Optionsdaten deuten auf Stütze ab 1,5470
Gestern abend wurde auf die etwas unklare Lage im Euro hingewiesen. Einerseits ist ein Trendbruch im Tageschart zu sehen, andererseits besteht weiterhin die Möglichkeit eines Sellsetup-Signals mit Einbruch auf neue Tiefs.

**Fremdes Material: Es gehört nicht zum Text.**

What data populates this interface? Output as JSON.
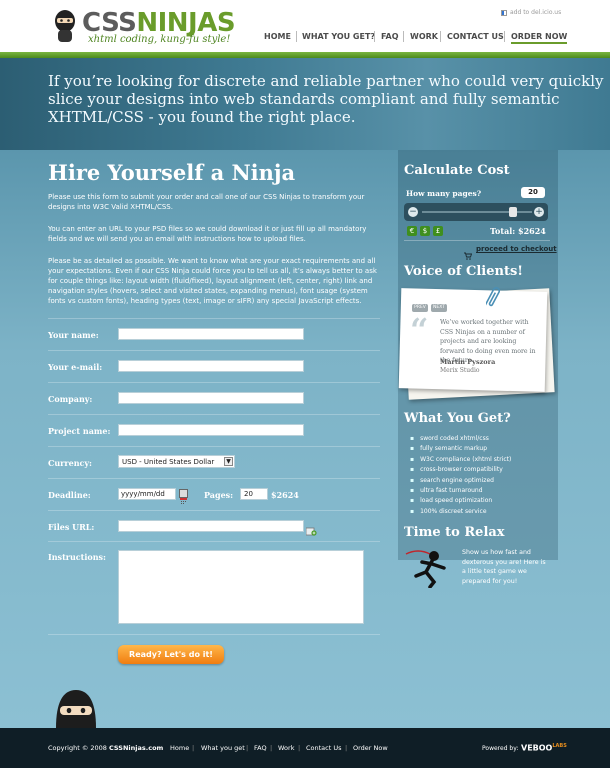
{
  "header": {
    "logo": "CSSNINJAS",
    "logo_css": "CSS",
    "logo_ninjas": "NINJAS",
    "tagline": "xhtml coding, kung-fu style!",
    "delicious": "add to del.icio.us",
    "nav": [
      "HOME",
      "WHAT YOU GET?",
      "FAQ",
      "WORK",
      "CONTACT US",
      "ORDER NOW"
    ]
  },
  "hero": {
    "text": "If you’re looking for discrete and reliable partner who could very quickly slice your designs into web standards compliant and fully semantic XHTML/CSS - you found the right place."
  },
  "order": {
    "title": "Hire Yourself a Ninja",
    "p1": "Please use this form to submit your order and call one of our CSS Ninjas to transform your designs into W3C Valid XHTML/CSS.",
    "p2": "You can enter an URL to your PSD files so we could download it or just fill up all mandatory fields and we will send you an email with instructions how to upload files.",
    "p3": "Please be as detailed as possible. We want to know what are your exact requirements and all your expectations. Even if our CSS Ninja could force you to tell us all, it’s always better to ask for couple things like: layout width (fluid/fixed), layout alignment (left, center, right) link and navigation styles (hovers, select and visited states, expanding menus), font usage (system fonts vs custom fonts), heading types (text, image or sIFR) any special JavaScript effects.",
    "labels": {
      "name": "Your name:",
      "email": "Your e-mail:",
      "company": "Company:",
      "project": "Project name:",
      "currency": "Currency:",
      "deadline": "Deadline:",
      "pages": "Pages:",
      "files": "Files URL:",
      "instructions": "Instructions:"
    },
    "currency_value": "USD - United States Dollar",
    "deadline_placeholder": "yyyy/mm/dd",
    "pages_value": "20",
    "price": "$2624",
    "submit": "Ready? Let's do it!"
  },
  "sidebar": {
    "calc_title": "Calculate Cost",
    "pages_q": "How many pages?",
    "pages_count": "20",
    "slider_level": 0.85,
    "total": "Total: $2624",
    "checkout": "proceed to checkout",
    "voice_title": "Voice of Clients!",
    "prev": "PREV",
    "next": "NEXT",
    "quote": "We’ve worked together with CSS Ninjas on a number of projects and are looking forward to doing even more in the future.",
    "author": "Martin Pyszora",
    "company": "Merix Studio",
    "what_title": "What You Get?",
    "what_items": [
      "sword coded xhtml/css",
      "fully semantic markup",
      "W3C compliance (xhtml strict)",
      "cross-browser compatibility",
      "search engine optimized",
      "ultra fast turnaround",
      "load speed optimization",
      "100% discreet service"
    ],
    "relax_title": "Time to Relax",
    "relax_text": "Show us how fast and dexterous you are! Here is a little test game we prepared for you!"
  },
  "footer": {
    "copyright": "Copyright © 2008",
    "site": "CSSNinjas.com",
    "links": [
      "Home",
      "What you get",
      "FAQ",
      "Work",
      "Contact Us",
      "Order Now"
    ],
    "powered": "Powered by:",
    "veboo": "VEBOO",
    "labs": "LABS"
  }
}
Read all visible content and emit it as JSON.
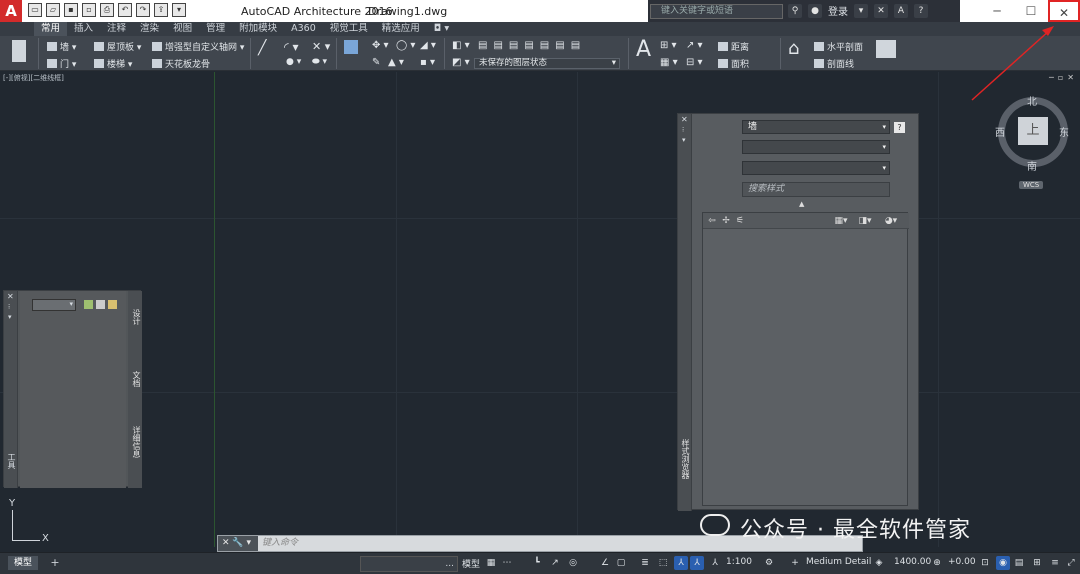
{
  "titlebar": {
    "app_title": "AutoCAD Architecture 2016",
    "file_name": "Drawing1.dwg",
    "search_placeholder": "键入关键字或短语",
    "login": "登录",
    "help": "?",
    "logo_letter": "A"
  },
  "ribbon_tabs": [
    "常用",
    "插入",
    "注释",
    "渲染",
    "视图",
    "管理",
    "附加模块",
    "A360",
    "视觉工具",
    "精选应用"
  ],
  "active_tab": "常用",
  "ribbon": {
    "wall": "墙",
    "door": "门",
    "slab": "屋顶板",
    "stair": "楼梯",
    "enhanced_grid": "增强型自定义轴网",
    "ceiling_grid": "天花板龙骨",
    "layer_state": "未保存的图层状态",
    "text_big": "A",
    "distance": "距离",
    "area": "面积",
    "horizontal_section": "水平剖面",
    "section_line": "剖面线",
    "layer_dropdown_value": "未保存的图层状态"
  },
  "viewport": {
    "label": "[-][俯视][二维线框]",
    "viewcube": {
      "north": "北",
      "south": "南",
      "east": "东",
      "west": "西",
      "face": "上",
      "wcs": "WCS"
    },
    "ucs": {
      "x": "X",
      "y": "Y"
    }
  },
  "left_palette": {
    "tabs": [
      "设计",
      "文档",
      "详细信息"
    ],
    "title": "工具"
  },
  "right_palette": {
    "object_type": "墙",
    "search_placeholder": "搜索样式",
    "vertical_title": "样式浏览器"
  },
  "command_line": {
    "placeholder": "键入命令"
  },
  "statusbar": {
    "model_tab": "模型",
    "model_label": "模型",
    "scale": "1:100",
    "detail": "Medium Detail",
    "elevation": "1400.00",
    "offset": "+0.00"
  },
  "watermark": "公众号 · 最全软件管家",
  "window_controls": {
    "minimize": "─",
    "maximize": "☐",
    "close": "✕"
  }
}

Damit die Lage klarer wird, muss man auf andere Techniken zurückgreifen, die mehr zeigen als nur die Linien der Charttechnik: Das grosse Geld, die Stillhalter, Schreiber von Optionen.
Am vergangenen Freitag sind die Mai-Optionen ausgelaufen, nun ist der Juni der Frontmonat. Mit diesen neuen Daten zeigt sich, daß man im Rückgangh massiv Puts geschrieben hat.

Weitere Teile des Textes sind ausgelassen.